Tradisi Hajatan, Antara Investasi dan Utang

Jika dilihat asal katanya, hajatan berasal dari kata "hajat" yang berarti keinginan. Sebuah keinginan terwujud seperti menikah, meng-khitan anak, tujuh bulanan atau yang lainnya membuat orang merasa bersyukur kepada Sang Pencipta. Rasa syukur itu diwujudkan dalam sebuah acara syukuran dengan mengundang keluarga atau tetangga untuk ikut serta merasakan kegembiran dengan menjamu mereka dengan berbagai makanan. Inilah yang kemudian dikenal dengan sebutan "hajatan". 

Hajatan dapat dikategorikan sebagai sebuah resepsi atau pesta. Jika dibuat terjemahan secara bebas, maka hajatan adalah ungkapan rasa syukur karena keinginannya tercapai dengan mengadakan sebuah acara pesta dan mengundang orang - orang terdekat untuk ikut serta dalam kegembiraan.

Dahulu kala, tradisi hajatan di kampung saya memiliki banyak sekali manfaat. Terutama dalam hal bergotong royong. Saat seorang warga akan melaksanakan hajatan, maka warga yang lain datang membantu.
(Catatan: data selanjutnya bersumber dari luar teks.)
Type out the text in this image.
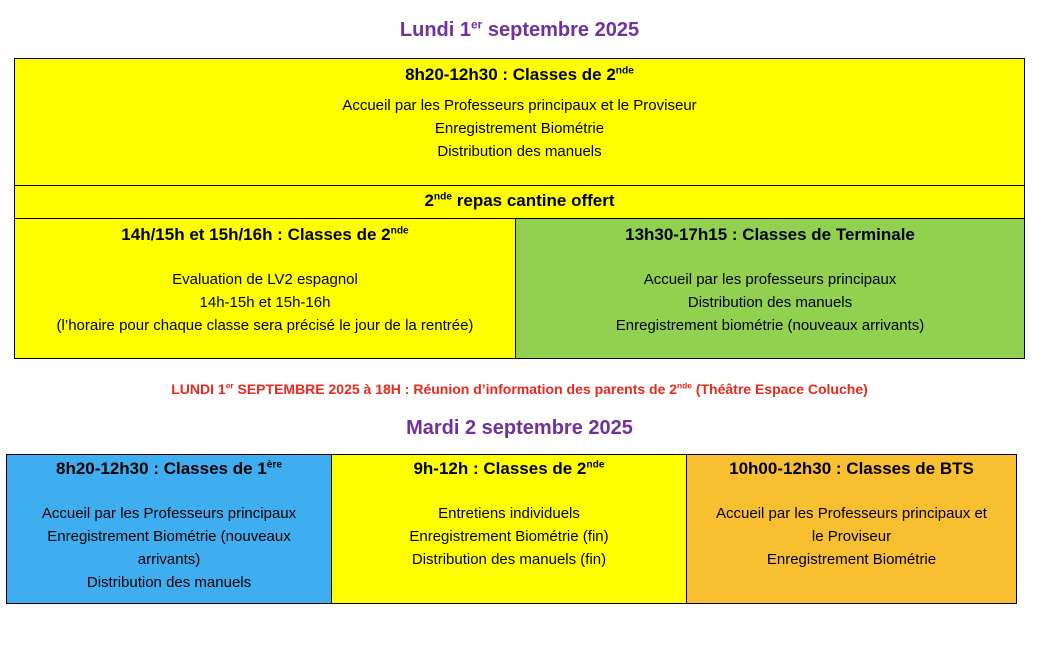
Lundi 1er septembre 2025
8h20-12h30 : Classes de 2nde
Accueil par les Professeurs principaux et le Proviseur
Enregistrement Biométrie
Distribution des manuels
2nde repas cantine offert
14h/15h et 15h/16h : Classes de 2nde
Evaluation de LV2 espagnol
14h-15h et 15h-16h
(l’horaire pour chaque classe sera précisé le jour de la rentrée)
13h30-17h15 : Classes de Terminale
Accueil par les professeurs principaux
Distribution des manuels
Enregistrement biométrie (nouveaux arrivants)
LUNDI 1er SEPTEMBRE 2025 à 18H : Réunion d’information des parents de 2nde (Théâtre Espace Coluche)
Mardi 2 septembre 2025
8h20-12h30 : Classes de 1ère
Accueil par les Professeurs principaux
Enregistrement Biométrie (nouveaux
arrivants)
Distribution des manuels
9h-12h : Classes de 2nde
Entretiens individuels
Enregistrement Biométrie (fin)
Distribution des manuels (fin)
10h00-12h30 : Classes de BTS
Accueil par les Professeurs principaux et
le Proviseur
Enregistrement Biométrie
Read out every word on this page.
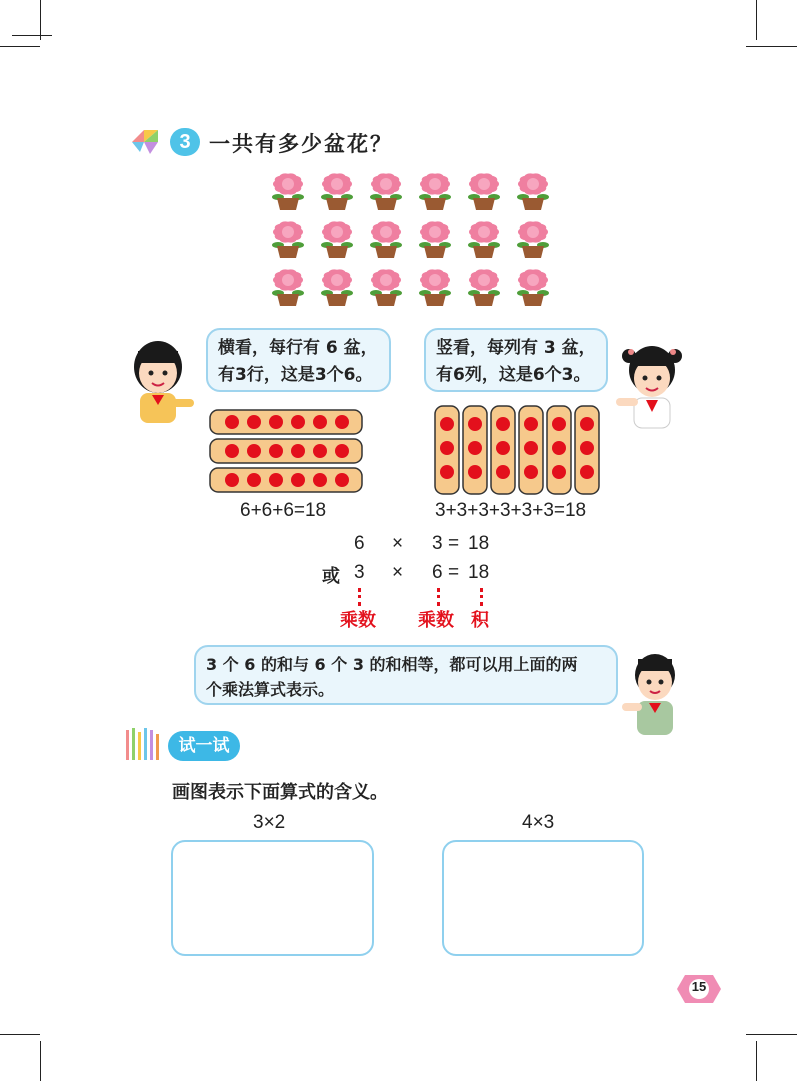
3 一共有多少盆花？
横看，每行有 6 盆，
有3行，这是3个6。
竖看，每列有 3 盆，
有6列，这是6个3。
6+6+6=18	3+3+3+3+3+3=18
6 × 3 = 18
或 3 × 6 = 18
乘数 乘数 积
3 个 6 的和与 6 个 3 的和相等，都可以用上面的两
个乘法算式表示。
试一试
画图表示下面算式的含义。
3×2	4×3
15
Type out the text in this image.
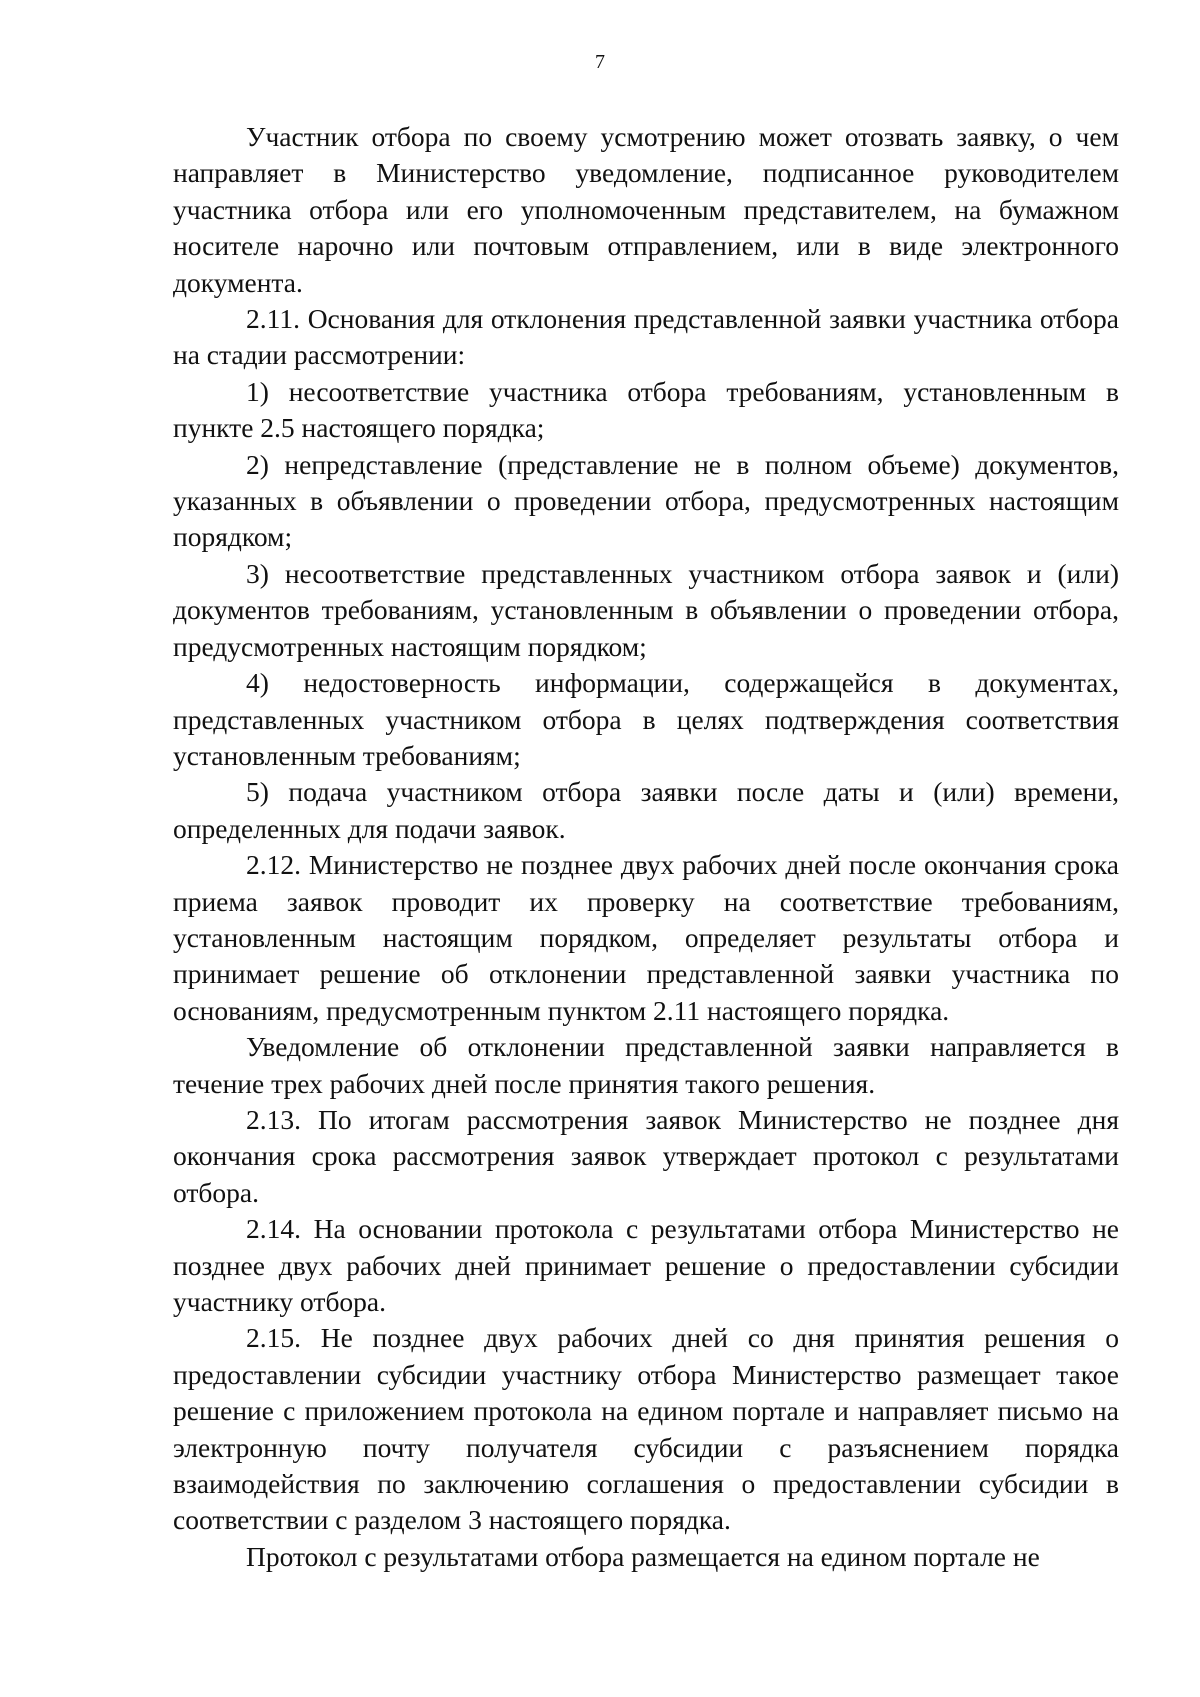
7

Участник отбора по своему усмотрению может отозвать заявку, о чем направляет в Министерство уведомление, подписанное руководителем участника отбора или его уполномоченным представителем, на бумажном носителе нарочно или почтовым отправлением, или в виде электронного документа.

2.11. Основания для отклонения представленной заявки участника отбора на стадии рассмотрении:

1) несоответствие участника отбора требованиям, установленным в пункте 2.5 настоящего порядка;

2) непредставление (представление не в полном объеме) документов, указанных в объявлении о проведении отбора, предусмотренных настоящим порядком;

3) несоответствие представленных участником отбора заявок и (или) документов требованиям, установленным в объявлении о проведении отбора, предусмотренных настоящим порядком;

4) недостоверность информации, содержащейся в документах, представленных участником отбора в целях подтверждения соответствия установленным требованиям;

5) подача участником отбора заявки после даты и (или) времени, определенных для подачи заявок.

2.12. Министерство не позднее двух рабочих дней после окончания срока приема заявок проводит их проверку на соответствие требованиям, установленным настоящим порядком, определяет результаты отбора и принимает решение об отклонении представленной заявки участника по основаниям, предусмотренным пунктом 2.11 настоящего порядка.

Уведомление об отклонении представленной заявки направляется в течение трех рабочих дней после принятия такого решения.

2.13. По итогам рассмотрения заявок Министерство не позднее дня окончания срока рассмотрения заявок утверждает протокол с результатами отбора.

2.14. На основании протокола с результатами отбора Министерство не позднее двух рабочих дней принимает решение о предоставлении субсидии участнику отбора.

2.15. Не позднее двух рабочих дней со дня принятия решения о предоставлении субсидии участнику отбора Министерство размещает такое решение с приложением протокола на едином портале и направляет письмо на электронную почту получателя субсидии с разъяснением порядка взаимодействия по заключению соглашения о предоставлении субсидии в соответствии с разделом 3 настоящего порядка.

Протокол с результатами отбора размещается на едином портале не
Mulai dari menebang pohon untuk kayu bakar, membuat tenda atau menyiapkan perlengkapan yang lainnya. Termasuk dalam memasak makanan yang akan disuguhkan. Suasana kekeluargaan begitu kental terasa. 
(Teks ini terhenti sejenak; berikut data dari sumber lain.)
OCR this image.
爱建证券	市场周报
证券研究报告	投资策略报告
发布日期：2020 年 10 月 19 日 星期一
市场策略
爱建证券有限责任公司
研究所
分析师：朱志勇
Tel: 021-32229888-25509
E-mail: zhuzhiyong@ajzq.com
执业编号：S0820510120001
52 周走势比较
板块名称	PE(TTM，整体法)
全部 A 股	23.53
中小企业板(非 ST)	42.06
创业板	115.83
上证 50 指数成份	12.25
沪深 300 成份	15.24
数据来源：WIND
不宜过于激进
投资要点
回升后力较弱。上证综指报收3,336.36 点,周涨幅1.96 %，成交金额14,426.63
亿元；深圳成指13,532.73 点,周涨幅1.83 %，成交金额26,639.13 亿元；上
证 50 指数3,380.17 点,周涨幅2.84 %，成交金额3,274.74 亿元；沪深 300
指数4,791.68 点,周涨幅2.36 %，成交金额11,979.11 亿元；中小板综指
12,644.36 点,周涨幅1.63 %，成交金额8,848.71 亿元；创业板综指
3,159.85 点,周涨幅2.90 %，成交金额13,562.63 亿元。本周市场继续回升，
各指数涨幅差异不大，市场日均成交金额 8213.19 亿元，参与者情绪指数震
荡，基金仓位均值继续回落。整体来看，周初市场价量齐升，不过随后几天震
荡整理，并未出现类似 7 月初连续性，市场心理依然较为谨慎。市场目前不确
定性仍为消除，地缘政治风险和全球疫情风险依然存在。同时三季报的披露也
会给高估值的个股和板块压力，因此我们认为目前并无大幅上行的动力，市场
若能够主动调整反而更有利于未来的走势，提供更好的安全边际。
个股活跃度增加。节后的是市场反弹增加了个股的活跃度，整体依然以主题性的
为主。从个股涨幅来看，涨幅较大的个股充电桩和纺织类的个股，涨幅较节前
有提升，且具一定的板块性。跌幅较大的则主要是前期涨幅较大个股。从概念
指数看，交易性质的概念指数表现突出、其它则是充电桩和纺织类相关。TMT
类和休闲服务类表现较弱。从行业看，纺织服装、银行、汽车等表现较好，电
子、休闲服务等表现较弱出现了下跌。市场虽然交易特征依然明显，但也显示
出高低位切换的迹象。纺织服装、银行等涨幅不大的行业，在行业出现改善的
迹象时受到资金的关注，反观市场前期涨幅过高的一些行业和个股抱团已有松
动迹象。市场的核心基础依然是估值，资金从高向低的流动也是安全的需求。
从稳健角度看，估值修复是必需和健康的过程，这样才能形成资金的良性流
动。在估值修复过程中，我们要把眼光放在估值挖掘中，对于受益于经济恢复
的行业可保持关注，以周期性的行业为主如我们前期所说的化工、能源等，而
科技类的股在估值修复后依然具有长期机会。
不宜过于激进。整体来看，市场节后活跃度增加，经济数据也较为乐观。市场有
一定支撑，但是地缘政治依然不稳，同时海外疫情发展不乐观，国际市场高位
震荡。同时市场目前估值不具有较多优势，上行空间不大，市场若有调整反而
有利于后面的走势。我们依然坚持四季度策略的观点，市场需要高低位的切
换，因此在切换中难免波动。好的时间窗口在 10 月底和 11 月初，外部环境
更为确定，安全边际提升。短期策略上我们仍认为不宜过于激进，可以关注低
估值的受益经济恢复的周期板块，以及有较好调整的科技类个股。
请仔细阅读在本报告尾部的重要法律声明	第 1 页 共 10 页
Fasilitas acara juga terbilang  sederhana, mungkin karena di perkampungan. Tenda terbuat dari terpal atau bahkan dari daun rumbia. Penerangan karena belum ada listrik menggunakan diesel. Hiasan - hiasan atau dekorasi juga dibuat seadanya dengan menggunakan janur. Orang - orang kampung berdatangan tanpa harus diundang. Mereka datang untuk merayakan sebuah kegembiraan. Dan malam harinya mereka biasa menikmati pertunjukan wayang yang penuh dengan wejangan.

Tradisi yang dulu kala kental dengan gotong royong dan kekeluargaan, lambat laun mengalami pergeseran. Hajatan bagi sebagian besar orang bukan lagi sekedar sebagai ungkapan rasa syukur, tapi lebih kepada gaya hidup. Hajatan juga sudah sekarang dijadikan bisnis, antara investasi dan utang. Bagaimana bisa?

Jika dahulu orang datang ke tempat hajat untuk merayakan kegembiraan bersama, biasanya mereka akan membawa serta barang bawaan untuk diberikan ke tuan rumah. Mereka memberikan itu semata - mata karena ikut merasa bahagia dan tidak mengharapkan imbalan kembali. Tapi saat ini, datang ke tampat hajatan seperti investasi. Dengan membawa barang bawaan mungkin berupa beras atau uang dalam amplop, datang ke tempat hajat untuk diinvestasikan. Maksudnya adalah barang yang kita bawa seolah menjadi tabungan, karena si tuan rumah harus mencatat dari siapa dan barang atau uang yang ia terima. Pada gilirannya nanti, jika orang yang memberikan itu melaksanakan hajatan, maka si tuan rumah ini harus memberikan barang atau uang yang sama kepada orang tersebut. Jika tidak, maka dianggap berutang. Hal ini tentu sangat jauh dari makna hajatan sebagai ungkapan rasa syukur. Dan tampaknya filosofi hajatan di masyarakat sudah mulai ditinggalkan berubah wujud menjadi investasi dan utang.

Jika sudah begini, bagaimana menata ulang masyarakat kita agar kembali pada nilai - nilai luhur budaya dan agama? Allahualam.